Last night I published a couple of tweets on a project I’ve been working on in the evening this week – building a Hackintosh, or installing Mac OS X, dual boot — on my quad-core desktop at home. After years of gentle ribbing from my friends, plus a desire to understand more about the Mac itself, I went this route because (honestly) I’m cheap and don’t want to shell out several thousand dollars to play with a Mac. At this point I consider myself a died-in-the-wool PC, but I do want to know more. If I like the experience enough, who knows, maybe I’ll eventually buy Apple’s hardware as well. For now, I just want to learn.
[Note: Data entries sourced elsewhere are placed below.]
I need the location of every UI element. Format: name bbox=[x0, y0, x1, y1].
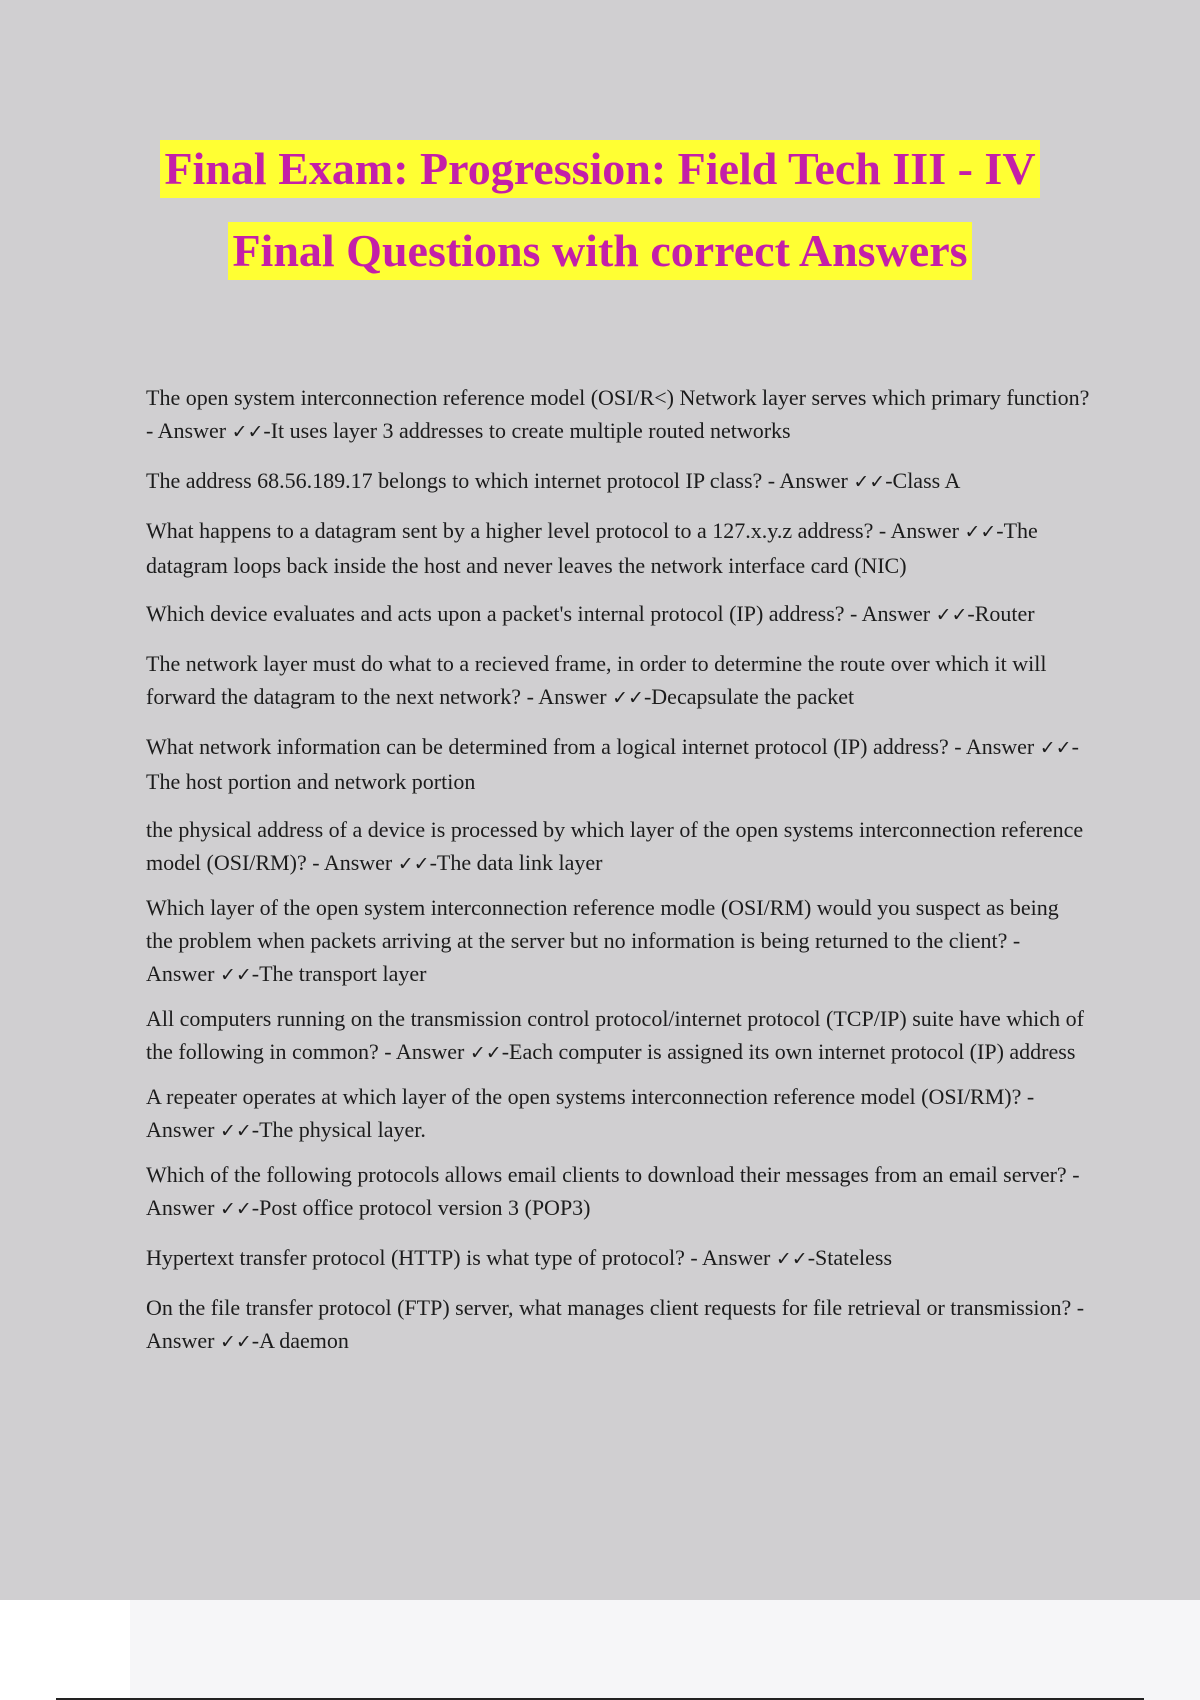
question-text: the physical address of a device is processed by which layer of the open systems interconnection reference model (OSI/RM)? - bbox=[146, 817, 1084, 875]
double-check-icon: ✓✓ bbox=[469, 1042, 502, 1064]
answer-text: -The data link layer bbox=[429, 850, 603, 875]
answer-text: -Stateless bbox=[807, 1245, 893, 1270]
answer-text: -The transport layer bbox=[251, 961, 427, 986]
title-line-1: Final Exam: Progression: Field Tech III - IV bbox=[160, 140, 1039, 198]
double-check-icon: ✓✓ bbox=[775, 1248, 808, 1270]
question-text: Which device evaluates and acts upon a packet's internal protocol (IP) address? - bbox=[146, 601, 862, 626]
footer-shade bbox=[130, 1600, 1200, 1700]
qa-item bbox=[146, 514, 1091, 582]
question-text: The address 68.56.189.17 belongs to which internet protocol IP class? - bbox=[146, 468, 780, 493]
answer-label: Answer bbox=[146, 961, 215, 986]
question-text: What happens to a datagram sent by a higher level protocol to a 127.x.y.z address? - bbox=[146, 518, 891, 543]
double-check-icon: ✓✓ bbox=[612, 687, 644, 709]
qa-item bbox=[146, 813, 1091, 881]
qa-item bbox=[146, 1080, 1091, 1148]
question-text: The open system interconnection reference model (OSI/R<) Network layer serves which primary function? - bbox=[146, 385, 1090, 443]
question-text: A repeater operates at which layer of the open systems interconnection reference model (OSI/RM)? - bbox=[146, 1084, 1035, 1109]
page-footer bbox=[0, 1600, 1200, 1700]
answer-text: -Class A bbox=[885, 468, 961, 493]
answer-label: Answer bbox=[146, 1117, 215, 1142]
title-line-2: Final Questions with correct Answers bbox=[228, 222, 971, 280]
question-text: All computers running on the transmission control protocol/internet protocol (TCP/IP) suite have which of the following in common? - bbox=[146, 1006, 1084, 1064]
answer-text: -Each computer is assigned its own internet protocol (IP) address bbox=[501, 1039, 1076, 1064]
answer-label: Answer bbox=[538, 684, 607, 709]
double-check-icon: ✓✓ bbox=[1039, 737, 1072, 759]
qa-item bbox=[146, 597, 1091, 632]
answer-label: Answer bbox=[701, 1245, 771, 1270]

The goal was to be able to dual-boot OS X or Windows 7 on my Acer Aspire M5620. The tools I used:
- 1 Mac OS X “Snow Leopard” disk, purchased legally at my local Future Shop.
- 1 WD 500G eSATA drive and connector cable. Most hackintosh devotees recommend installing to a new hard disk rather than partitioning.
- 1 copy of Psystar’s Rebel EFI downloaded from the Internet. This software allows you to boot the OS X disk and install it on the PC. I tried several other packages, including one called Empire EFI, but the Psystar disk was the only one that worked reliably for me.
Total cost: around $100.
After two evenings poking at it, the job is partly done.
- OS X boots from a combination of an external hard disk and the Rebel EFI CD, not the internal disk I had intended to use originally. The reason? OS X doesn’t like the RAID controller on my motherboard, and the motherboard can’t be set to OS X’s preferred AHCI mode. As a result, the installer hung with the message “Still waiting for root device”. The solution was to install to a USB controlled external drive. I had a 30G portable – vintage 2004 – which did the job. It’s very slow, however, and OS X wouldn’t “bless” the drive (Mac-lingo for installing a boot loader), so I still have to boot from the Rebel EFI CD until that can be fixed. Clearly, the 30G external drive is not a long term option.
- I have no sound because OS X doesn’t come with a driver (or in Mac-lingo, a kext) for the Intel 82801i audio controller.
- Graphics are lower resolution than Windows 7, and both displays show the same image, not a dual monitor image. Again, this appears to be a driver problem.
- Printing doesn’t work because, again, there is no driver for the HP CLJ 1600 printer that I own in OS X.
It works, kind of. And here’s a picture of my desktop to prove it.
- I’m going to buy an enclosure for the 500G HDD I previously acquired to be the OS X disk. I’m looking at a firewire / USB enclosure to try and maximize the performance. I plan to re-install OS X to this disk, rather than continue with my pokey 30G external. Hopefully this will allow the external disk to be “blessed” as well.
- Drivers for the sound chip, printer and graphics card I have appear to be readily available on the internet. Once up and running on the external HD, I’ll try installing those drivers.